Then came his masterpiece. The concrete house. He figured out how to pour a house: A system of interlocking molds that snapped together like an erector set. Then came the derricks and cranes that moved from plot to plot. And of course the concrete — 123 yards for every house. That’s like 12 mixer trucks full of concrete. Except of course back then they used mules to drag it all up the hill.
They poured the basement in a day. Then let it cure for three. Then they poured the first floor. And three days later the second. Twelve days total to pour a house.
There were eight models — all variations on a theme. And they were state of the art. The electrical box was factored into the pour. The phone board, the ductwork for forced air heating… These houses were wired for lighting. They even had indoor laundry hookups. There was a built-in pencil sharpener in every basement.
The Donora mill commissioned a whole neighborhood of these things. For company housing. They planted a sycamore tree in front of every one.
[ALEX]: Doesn’t matter if the water (inaudible)...
[INSPECTOR]: (interrupting) Water doesn’t matter. You’re not gonna have problems with water intrusion.
[JML]: (interrupting) That’s great!
[INSPECTOR]: There are lots of good things about a concrete house.

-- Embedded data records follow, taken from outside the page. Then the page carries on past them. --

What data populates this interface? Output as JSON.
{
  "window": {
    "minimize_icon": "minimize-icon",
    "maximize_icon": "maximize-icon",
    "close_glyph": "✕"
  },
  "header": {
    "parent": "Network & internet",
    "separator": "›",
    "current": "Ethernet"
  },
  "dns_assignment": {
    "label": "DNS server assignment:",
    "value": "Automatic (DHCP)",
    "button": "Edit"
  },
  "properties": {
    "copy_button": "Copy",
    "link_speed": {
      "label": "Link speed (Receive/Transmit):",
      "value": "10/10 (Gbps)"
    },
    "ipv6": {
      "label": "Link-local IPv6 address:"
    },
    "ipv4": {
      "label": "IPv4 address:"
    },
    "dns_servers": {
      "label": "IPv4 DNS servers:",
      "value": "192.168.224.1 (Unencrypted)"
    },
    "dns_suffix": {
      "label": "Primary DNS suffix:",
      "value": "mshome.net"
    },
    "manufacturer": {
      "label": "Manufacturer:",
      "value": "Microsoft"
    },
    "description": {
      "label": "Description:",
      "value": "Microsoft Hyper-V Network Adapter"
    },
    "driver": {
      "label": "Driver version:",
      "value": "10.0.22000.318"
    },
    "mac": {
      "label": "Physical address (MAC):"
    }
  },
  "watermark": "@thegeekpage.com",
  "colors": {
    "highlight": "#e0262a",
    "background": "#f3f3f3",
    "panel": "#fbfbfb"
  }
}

[NARRATION]: I’ve done home inspections before — and I actually kind of like them. But nothing compared to Alex.
[ALEX]: So this was all part of the original pour!
[NARRATION]: He’s into this. So is the inspector.
[INSPECTOR]: This is your main bearing wall…
[NARRATION]: They’re kind of geeking out, walking around and conjuring up all of the terrible things that could happen, but that probably won’t happen, because, hey, we’ve got a concrete house right here.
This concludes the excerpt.